The reason I wanted to see how many people were impacted was because it helps the development team prioritize their work. Seriously do you want to keep your team fixing stuff that affects only 4 people? You probably don’t, unless one of those people writes your paycheck or is a key customer.
Using CrossBrowserTesting.com, I saw we had an issue with Microsoft Internet Explorer 6 and images. In the screen snap below, you can see the backgrounds on some images show through instead of being transparent.
Drilling Down With Analytics
On the surface, I wasn’t too bothered as I didn’t think the site had a lot of IE 6 users. It’s an older browser, and I figured most people have updated. But, I still wanted to be sure so decided to use Google Analytics to tell me how many visits came from that browser in the past 30 days. Although the number might be small, it could also be they were more active users and perhaps had higher conversion rates.
This particular site uses Google Analytics, but any decent web analytics package should give you info by browser version.
How to find number of site visits by browser version,
- Log into your Google Analytics account
- From the STANDARD REPORTS section on the left, select Technology and Browser & OS
Your right side should refresh and list a line for each browser. At this point, I only know that the site has had 7112 visits in the past 30 days from people with Internet Explorer.
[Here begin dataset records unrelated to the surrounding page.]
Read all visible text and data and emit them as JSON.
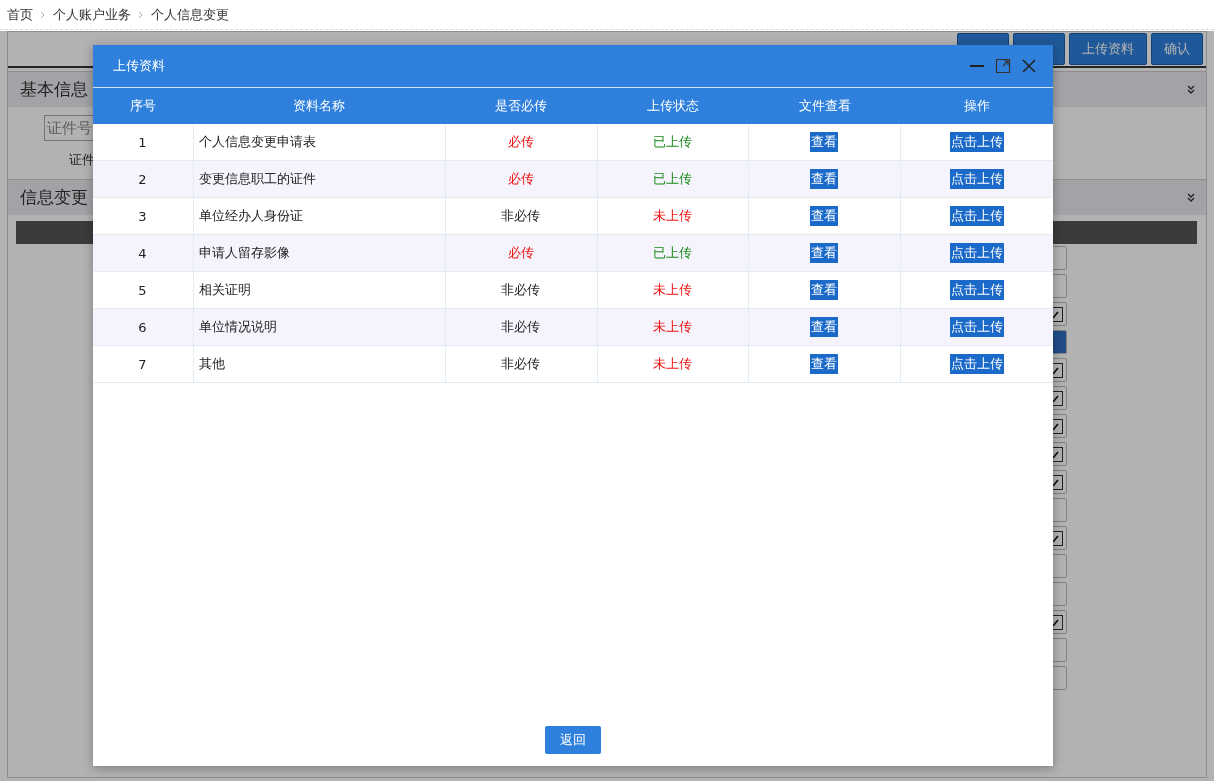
{
  "breadcrumb": [
    "首页",
    "个人账户业务",
    "个人信息变更"
  ],
  "toolbar": {
    "buttons": [
      {
        "kind": "covered"
      },
      {
        "kind": "covered"
      },
      {
        "label": "上传资料",
        "kind": "normal"
      },
      {
        "label": "确认",
        "kind": "normal"
      }
    ]
  },
  "sections": [
    {
      "title": "基本信息",
      "expanded": true,
      "fields": [
        {
          "placeholder": "证件号"
        },
        {
          "label": "证件"
        }
      ]
    },
    {
      "title": "信息变更",
      "expanded": true
    }
  ],
  "side_fields": [
    {
      "kind": "field"
    },
    {
      "kind": "field"
    },
    {
      "kind": "check"
    },
    {
      "kind": "button"
    },
    {
      "kind": "check"
    },
    {
      "kind": "check"
    },
    {
      "kind": "check"
    },
    {
      "kind": "check"
    },
    {
      "kind": "check"
    },
    {
      "kind": "field"
    },
    {
      "kind": "check"
    },
    {
      "kind": "field"
    },
    {
      "kind": "field"
    },
    {
      "kind": "check"
    },
    {
      "kind": "field"
    },
    {
      "kind": "field"
    }
  ],
  "dialog": {
    "title": "上传资料",
    "columns": [
      "序号",
      "资料名称",
      "是否必传",
      "上传状态",
      "文件查看",
      "操作"
    ],
    "rows": [
      {
        "index": "1",
        "name": "个人信息变更申请表",
        "required": "必传",
        "is_required": true,
        "status": "已上传",
        "uploaded": true,
        "view": "查看",
        "action": "点击上传"
      },
      {
        "index": "2",
        "name": "变更信息职工的证件",
        "required": "必传",
        "is_required": true,
        "status": "已上传",
        "uploaded": true,
        "view": "查看",
        "action": "点击上传"
      },
      {
        "index": "3",
        "name": "单位经办人身份证",
        "required": "非必传",
        "is_required": false,
        "status": "未上传",
        "uploaded": false,
        "view": "查看",
        "action": "点击上传"
      },
      {
        "index": "4",
        "name": "申请人留存影像",
        "required": "必传",
        "is_required": true,
        "status": "已上传",
        "uploaded": true,
        "view": "查看",
        "action": "点击上传"
      },
      {
        "index": "5",
        "name": "相关证明",
        "required": "非必传",
        "is_required": false,
        "status": "未上传",
        "uploaded": false,
        "view": "查看",
        "action": "点击上传"
      },
      {
        "index": "6",
        "name": "单位情况说明",
        "required": "非必传",
        "is_required": false,
        "status": "未上传",
        "uploaded": false,
        "view": "查看",
        "action": "点击上传"
      },
      {
        "index": "7",
        "name": "其他",
        "required": "非必传",
        "is_required": false,
        "status": "未上传",
        "uploaded": false,
        "view": "查看",
        "action": "点击上传"
      }
    ],
    "footer_button": "返回"
  }
}
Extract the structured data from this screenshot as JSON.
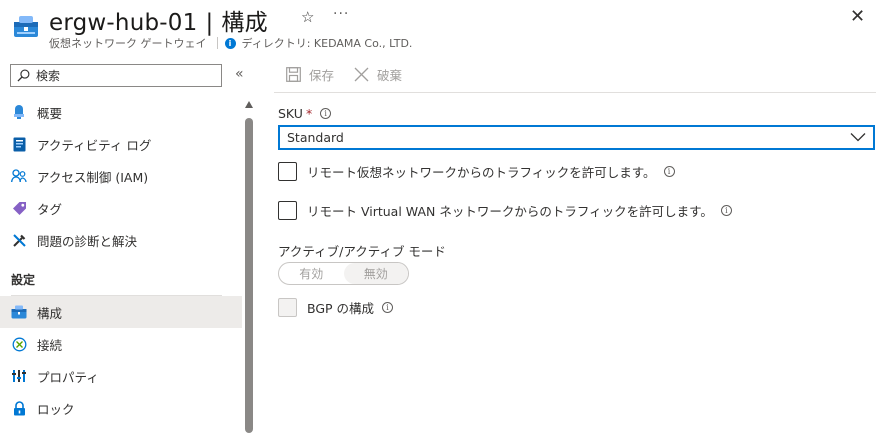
{
  "header": {
    "title": "ergw-hub-01",
    "separator": "|",
    "page": "構成",
    "resource_type": "仮想ネットワーク ゲートウェイ",
    "directory": "ディレクトリ: KEDAMA Co., LTD.",
    "icons": {
      "resource": "vpn-gateway-icon",
      "favorite": "star-icon",
      "more": "ellipsis-icon",
      "close": "close-icon",
      "info": "info-icon"
    },
    "star_glyph": "☆",
    "more_glyph": "···",
    "close_glyph": "✕",
    "info_glyph": "i"
  },
  "sidebar": {
    "search_placeholder": "検索",
    "collapse_glyph": "«",
    "items": [
      {
        "label": "概要",
        "icon": "overview-icon"
      },
      {
        "label": "アクティビティ ログ",
        "icon": "activity-log-icon"
      },
      {
        "label": "アクセス制御 (IAM)",
        "icon": "iam-icon"
      },
      {
        "label": "タグ",
        "icon": "tag-icon"
      },
      {
        "label": "問題の診断と解決",
        "icon": "diagnose-icon"
      }
    ],
    "section_label": "設定",
    "settings_items": [
      {
        "label": "構成",
        "icon": "configuration-icon",
        "active": true
      },
      {
        "label": "接続",
        "icon": "connections-icon"
      },
      {
        "label": "プロパティ",
        "icon": "properties-icon"
      },
      {
        "label": "ロック",
        "icon": "lock-icon"
      }
    ]
  },
  "toolbar": {
    "save_label": "保存",
    "discard_label": "破棄"
  },
  "form": {
    "sku_label": "SKU",
    "sku_required_mark": "*",
    "sku_value": "Standard",
    "remote_vnet_label": "リモート仮想ネットワークからのトラフィックを許可します。",
    "remote_vnet_checked": false,
    "remote_vwan_label": "リモート Virtual WAN ネットワークからのトラフィックを許可します。",
    "remote_vwan_checked": false,
    "active_active_label": "アクティブ/アクティブ モード",
    "active_active_on": "有効",
    "active_active_off": "無効",
    "active_active_selected": "無効",
    "bgp_label": "BGP の構成",
    "bgp_checked": false,
    "info_glyph": "i"
  },
  "colors": {
    "accent": "#0078d4",
    "required": "#a4262c",
    "disabled_text": "#a19f9d",
    "active_nav_bg": "#edebe9"
  }
}
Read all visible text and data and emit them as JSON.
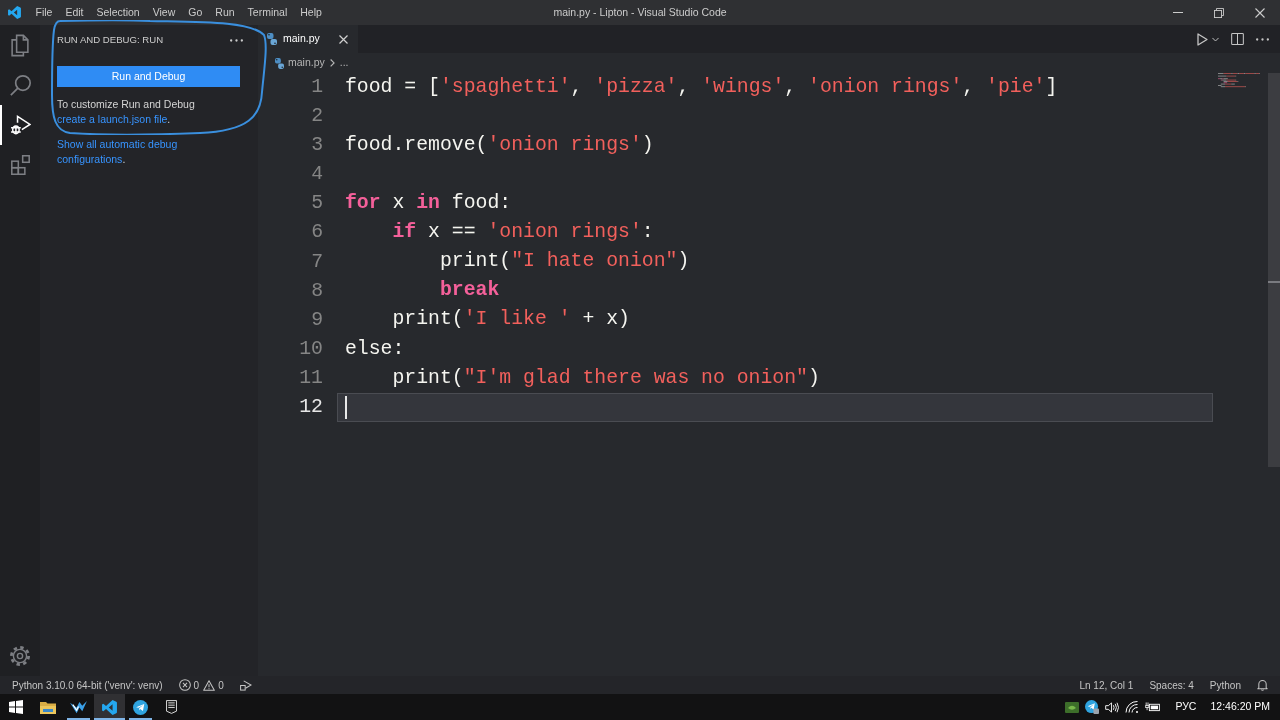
{
  "window": {
    "title": "main.py - Lipton - Visual Studio Code"
  },
  "menu": [
    "File",
    "Edit",
    "Selection",
    "View",
    "Go",
    "Run",
    "Terminal",
    "Help"
  ],
  "activity_bar": [
    {
      "kind": "files",
      "selected": false
    },
    {
      "kind": "search",
      "selected": false
    },
    {
      "kind": "run",
      "selected": true
    },
    {
      "kind": "extensions",
      "selected": false
    }
  ],
  "sidebar": {
    "title": "RUN AND DEBUG: RUN",
    "button": "Run and Debug",
    "hint": {
      "text": "To customize Run and Debug",
      "link": "create a launch.json file",
      "after": "."
    },
    "show_all": {
      "link": "Show all automatic debug configurations",
      "after": "."
    }
  },
  "tabs": [
    {
      "label": "main.py",
      "selected": true
    }
  ],
  "breadcrumb": [
    "main.py",
    "..."
  ],
  "code": {
    "lines": [
      {
        "number": "1",
        "current": false,
        "tokens": [
          {
            "kind": "plain",
            "text": "food = ["
          },
          {
            "kind": "string",
            "text": "'spaghetti'"
          },
          {
            "kind": "plain",
            "text": ", "
          },
          {
            "kind": "string",
            "text": "'pizza'"
          },
          {
            "kind": "plain",
            "text": ", "
          },
          {
            "kind": "string",
            "text": "'wings'"
          },
          {
            "kind": "plain",
            "text": ", "
          },
          {
            "kind": "string",
            "text": "'onion rings'"
          },
          {
            "kind": "plain",
            "text": ", "
          },
          {
            "kind": "string",
            "text": "'pie'"
          },
          {
            "kind": "plain",
            "text": "]"
          }
        ]
      },
      {
        "number": "2",
        "current": false
      },
      {
        "number": "3",
        "current": false,
        "tokens": [
          {
            "kind": "plain",
            "text": "food.remove("
          },
          {
            "kind": "string",
            "text": "'onion rings'"
          },
          {
            "kind": "plain",
            "text": ")"
          }
        ]
      },
      {
        "number": "4",
        "current": false
      },
      {
        "number": "5",
        "current": false,
        "tokens": [
          {
            "kind": "keyword",
            "text": "for"
          },
          {
            "kind": "plain",
            "text": " x "
          },
          {
            "kind": "keyword",
            "text": "in"
          },
          {
            "kind": "plain",
            "text": " food:"
          }
        ],
        "children": [
          {
            "number": "6",
            "current": false,
            "tokens": [
              {
                "kind": "keyword",
                "text": "if"
              },
              {
                "kind": "plain",
                "text": " x == "
              },
              {
                "kind": "string",
                "text": "'onion rings'"
              },
              {
                "kind": "plain",
                "text": ":"
              }
            ],
            "children": [
              {
                "number": "7",
                "current": false,
                "tokens": [
                  {
                    "kind": "plain",
                    "text": "print("
                  },
                  {
                    "kind": "string",
                    "text": "\"I hate onion\""
                  },
                  {
                    "kind": "plain",
                    "text": ")"
                  }
                ]
              },
              {
                "number": "8",
                "current": false,
                "tokens": [
                  {
                    "kind": "keyword",
                    "text": "break"
                  }
                ]
              }
            ]
          },
          {
            "number": "9",
            "current": false,
            "tokens": [
              {
                "kind": "plain",
                "text": "print("
              },
              {
                "kind": "string",
                "text": "'I like '"
              },
              {
                "kind": "plain",
                "text": " + x)"
              }
            ]
          }
        ]
      },
      {
        "number": "10",
        "current": false,
        "tokens": [
          {
            "kind": "plain",
            "text": "else:"
          }
        ],
        "children": [
          {
            "number": "11",
            "current": false,
            "tokens": [
              {
                "kind": "plain",
                "text": "print("
              },
              {
                "kind": "string",
                "text": "\"I'm glad there was no onion\""
              },
              {
                "kind": "plain",
                "text": ")"
              }
            ]
          }
        ]
      },
      {
        "number": "12",
        "current": true
      }
    ]
  },
  "status_bar": {
    "interpreter": "Python 3.10.0 64-bit ('venv': venv)",
    "errors": "0",
    "warnings": "0",
    "position": "Ln 12, Col 1",
    "indent": "Spaces: 4",
    "language": "Python"
  },
  "taskbar": {
    "apps": [
      {
        "kind": "folder",
        "running": false,
        "selected": false
      },
      {
        "kind": "swoosh",
        "running": true,
        "selected": false
      },
      {
        "kind": "code",
        "running": true,
        "selected": true
      },
      {
        "kind": "plane",
        "running": true,
        "selected": false
      },
      {
        "kind": "tile",
        "running": false,
        "selected": false
      }
    ],
    "language": "РУС",
    "time": "12:46:20 PM"
  },
  "annotation": {
    "kind": "freehand-loop"
  }
}
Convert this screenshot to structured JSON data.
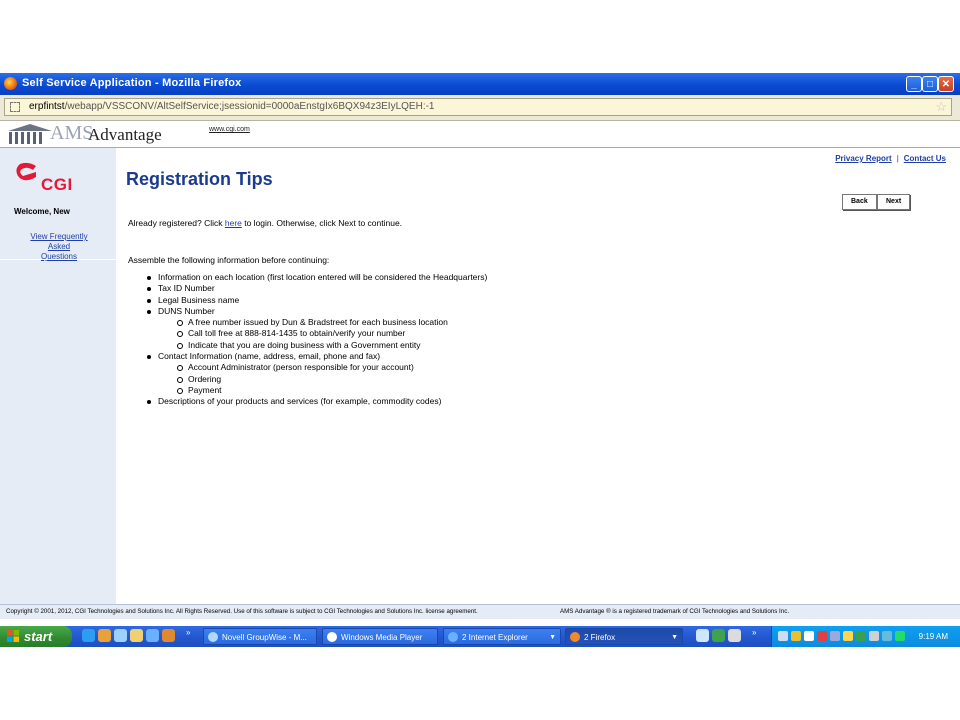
{
  "window": {
    "title": "Self Service Application - Mozilla Firefox",
    "url_host": "erpfintst",
    "url_rest": "/webapp/VSSCONV/AltSelfService;jsessionid=0000aEnstgIx6BQX94z3EIyLQEH:-1"
  },
  "banner": {
    "ams": "AMS",
    "advantage": "Advantage",
    "link": "www.cgi.com"
  },
  "sidebar": {
    "logo_text": "CGI",
    "welcome": "Welcome, New",
    "faq_line1": "View Frequently",
    "faq_line2": "Asked Questions"
  },
  "header": {
    "privacy": "Privacy Report",
    "separator": "|",
    "contact": "Contact Us"
  },
  "page": {
    "title": "Registration Tips",
    "back_label": "Back",
    "next_label": "Next",
    "intro_before": "Already registered? Click ",
    "intro_link": "here",
    "intro_after": " to login. Otherwise, click Next to continue.",
    "assemble": "Assemble the following information before continuing:",
    "items": [
      "Information on each location (first location entered will be considered the Headquarters)",
      "Tax ID Number",
      "Legal Business name",
      "DUNS Number",
      "Contact Information (name, address, email, phone and fax)",
      "Descriptions of your products and services (for example, commodity codes)"
    ],
    "duns_sub": [
      "A free number issued by Dun & Bradstreet for each business location",
      "Call toll free at 888-814-1435 to obtain/verify your number",
      "Indicate that you are doing business with a Government entity"
    ],
    "contact_sub": [
      "Account Administrator (person responsible for your account)",
      "Ordering",
      "Payment"
    ]
  },
  "footer": {
    "copyright": "Copyright © 2001, 2012, CGI Technologies and Solutions Inc. All Rights Reserved. Use of this software is subject to CGI Technologies and Solutions Inc. license agreement.",
    "trademark": "AMS Advantage ® is a registered trademark of CGI Technologies and Solutions Inc."
  },
  "taskbar": {
    "start": "start",
    "chevron": "»",
    "tasks": [
      {
        "label": "Novell GroupWise - M..."
      },
      {
        "label": "Windows Media Player"
      },
      {
        "label": "2 Internet Explorer"
      },
      {
        "label": "2 Firefox"
      }
    ],
    "clock": "9:19 AM"
  },
  "colors": {
    "title_blue": "#1b3b8f",
    "link_blue": "#1f3ea6",
    "cgi_red": "#e31937",
    "sidebar_bg": "#e6ecf6"
  }
}
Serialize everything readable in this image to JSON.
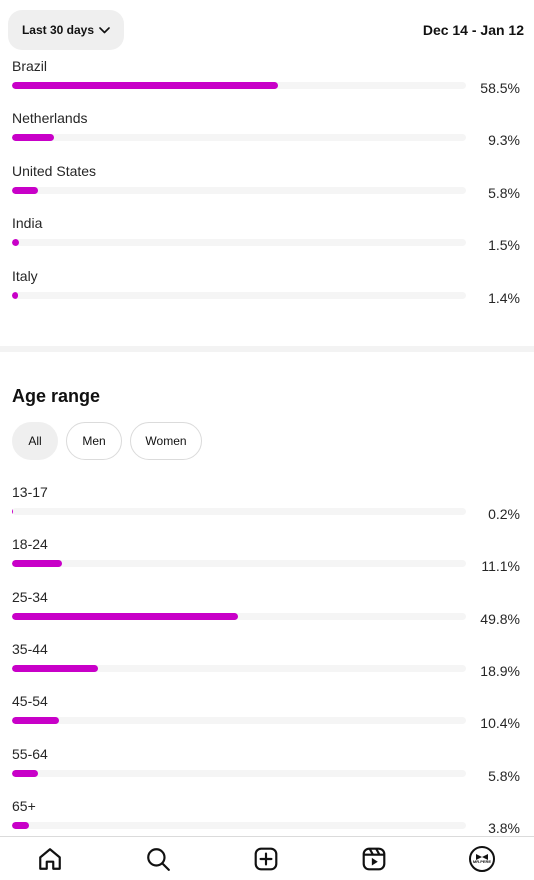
{
  "header": {
    "range_label": "Last 30 days",
    "date_range": "Dec 14 - Jan 12"
  },
  "countries": [
    {
      "name": "Brazil",
      "percent": "58.5%",
      "value": 58.5
    },
    {
      "name": "Netherlands",
      "percent": "9.3%",
      "value": 9.3
    },
    {
      "name": "United States",
      "percent": "5.8%",
      "value": 5.8
    },
    {
      "name": "India",
      "percent": "1.5%",
      "value": 1.5
    },
    {
      "name": "Italy",
      "percent": "1.4%",
      "value": 1.4
    }
  ],
  "age_section": {
    "title": "Age range",
    "filters": [
      "All",
      "Men",
      "Women"
    ],
    "active_filter": "All",
    "groups": [
      {
        "range": "13-17",
        "percent": "0.2%",
        "value": 0.2
      },
      {
        "range": "18-24",
        "percent": "11.1%",
        "value": 11.1
      },
      {
        "range": "25-34",
        "percent": "49.8%",
        "value": 49.8
      },
      {
        "range": "35-44",
        "percent": "18.9%",
        "value": 18.9
      },
      {
        "range": "45-54",
        "percent": "10.4%",
        "value": 10.4
      },
      {
        "range": "55-64",
        "percent": "5.8%",
        "value": 5.8
      },
      {
        "range": "65+",
        "percent": "3.8%",
        "value": 3.8
      }
    ]
  },
  "bottom_nav": [
    "home-icon",
    "search-icon",
    "create-icon",
    "reels-icon",
    "profile-avatar"
  ],
  "avatar_text": "MR.PERE",
  "colors": {
    "bar": "#c800c8",
    "track": "#f5f5f5"
  }
}
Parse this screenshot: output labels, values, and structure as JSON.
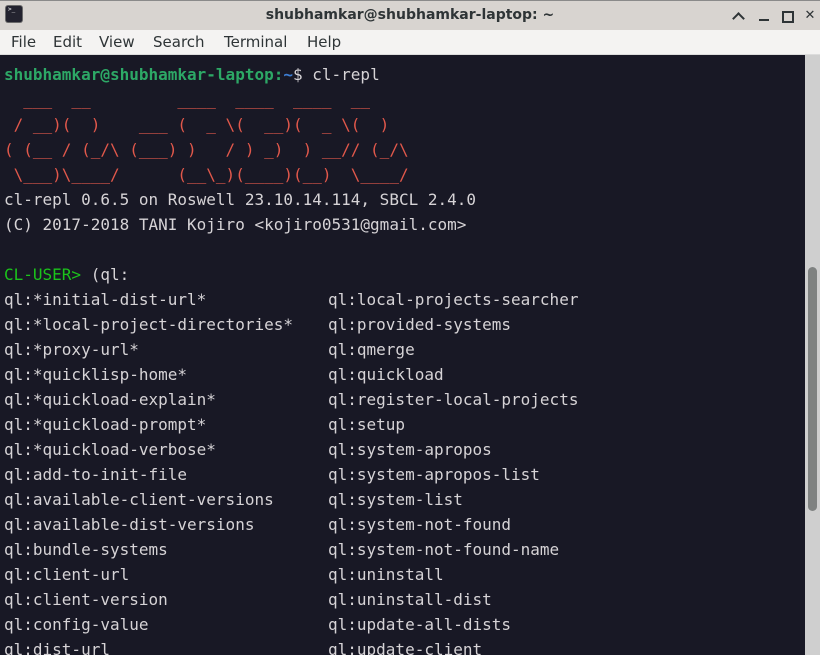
{
  "window": {
    "title": "shubhamkar@shubhamkar-laptop: ~",
    "app_icon": "terminal-icon",
    "controls": {
      "shade": "chevron-up-icon",
      "minimize": "minimize-icon",
      "maximize": "maximize-icon",
      "close": "close-icon"
    }
  },
  "menubar": {
    "items": [
      "File",
      "Edit",
      "View",
      "Search",
      "Terminal",
      "Help"
    ]
  },
  "terminal": {
    "shell_prompt": {
      "user_host": "shubhamkar@shubhamkar-laptop",
      "separator": ":",
      "path": "~",
      "symbol": "$ ",
      "command": "cl-repl"
    },
    "ascii_art": [
      "  ___  __         ____  ____  ____  __",
      " / __)(  )    ___ (  _ \\(  __)(  _ \\(  )",
      "( (__ / (_/\\ (___) )   / ) _)  ) __// (_/\\",
      " \\___)\\____/      (__\\_)(____)(__)  \\____/"
    ],
    "version_line": "cl-repl 0.6.5 on Roswell 23.10.14.114, SBCL 2.4.0",
    "copyright_line": "(C) 2017-2018 TANI Kojiro <kojiro0531@gmail.com>",
    "repl_prompt": "CL-USER>",
    "repl_input": " (ql:",
    "completions_left": [
      "ql:*initial-dist-url*",
      "ql:*local-project-directories*",
      "ql:*proxy-url*",
      "ql:*quicklisp-home*",
      "ql:*quickload-explain*",
      "ql:*quickload-prompt*",
      "ql:*quickload-verbose*",
      "ql:add-to-init-file",
      "ql:available-client-versions",
      "ql:available-dist-versions",
      "ql:bundle-systems",
      "ql:client-url",
      "ql:client-version",
      "ql:config-value",
      "ql:dist-url"
    ],
    "completions_right": [
      "ql:local-projects-searcher",
      "ql:provided-systems",
      "ql:qmerge",
      "ql:quickload",
      "ql:register-local-projects",
      "ql:setup",
      "ql:system-apropos",
      "ql:system-apropos-list",
      "ql:system-list",
      "ql:system-not-found",
      "ql:system-not-found-name",
      "ql:uninstall",
      "ql:uninstall-dist",
      "ql:update-all-dists",
      "ql:update-client"
    ]
  },
  "colors": {
    "terminal_bg": "#181825",
    "prompt_user": "#2da866",
    "prompt_path": "#3d7ed3",
    "ascii_art": "#e1584b",
    "repl_prompt": "#1bc31b",
    "text": "#d6d3d6"
  }
}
- To see version details, I’ll click Internet Explorer.
At a glance, I can see the site had 55 visits from people using this browser, and they tend to visit fewer pages. I’ll add this information to the bug ticket so the developer can factor this into the prioritization.
In this case, the problem was extremely small, but I wouldn’t have known that without drilling down into the web analytics. I’ve used this method before on bigger issues like Safari and Flash. Sometimes, drilling down into the details can give you a totally different perspective and set of numbers. And more often than not, it makes me ask new questions.